Objectively speaking, climbing is a really dangerous activity, and once you add alpine conditions to the mix, it gets much worse. If you check out online climbing forums, you’ll easily find lively and respectful discussions of the latest accident and fatality at the crag or in the mountains. (For some quantitative illustration of it, check out this amazing link and make sure you take a look at the Himalaya 6,000+ range).

Even at the most basic level, the consequences of an accident are severe. A couple of years ago I forgot to tie into an auto-belay at a climbing gym, and then spent the next 21 days in a hospital udergoing multiple surgeries to fix my leg. Why do it?

When I think about this question, I’m always reminded of Jon Krakauer’s quote in Meru. At some point, discussing the upcoming expedition, he assumes his role as translator and tries to answer a version of this question for the non-climbing audience. I can’t find the quote online at all, but it basically goes to say that it all comes down to knowing where the line is, and tip-toing as close as possible to the line, without overstepping it. However, when something happens, then it’s absolutely not worth it.

The rewards are immense. Climbing offers an amazing combination of intellectual, emotional and physical challenges. You have to figure out the route and the gear (plus weather, approaches, etc., if you are up high), manage your emotions and face your fears, and, well, there’s the physical aspect to it. All of this requires a degree of prescence and awareness that I haven’t found anywhere else. Add to this the amazing vistas, occasional solitude, and an incredible way of building friendships by literally putting your life in someone else’s hands, and you may start heading to your local gym. Yet this doesn’t begin to capture the spiritual excitement and aliveness that you get when you are going up high. Whether it’s 5am and you are hiking out of a hut with a pack, or finally figuring out a move on a tricky project, there’s that aliveness, that completeness.

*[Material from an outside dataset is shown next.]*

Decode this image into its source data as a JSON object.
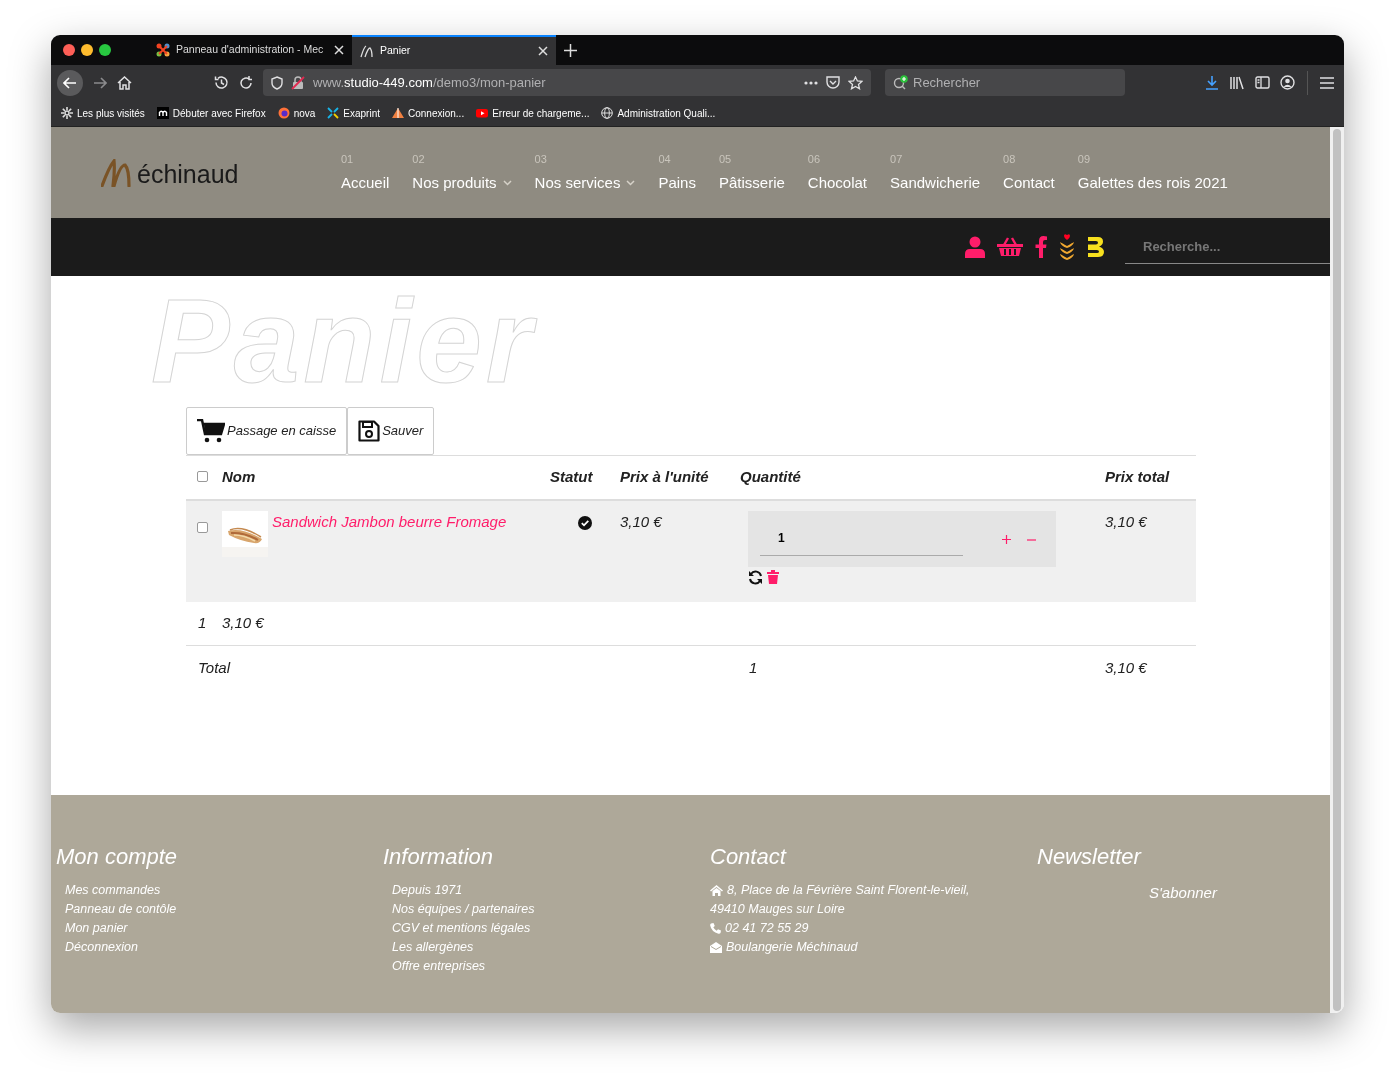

All that said, the duality between these rewards and potential catastrophe is ever present. Nobody goes to the crag or the mountain in a suicide mission. But, at the risk of sounding morbid, the risk is an inherent part of it; and we would be foolish to pretend otherwise. Rather, we draw our line, we get close to it, and hope we get it right. With skill, discipline, and the right partners, the odds are pretty good.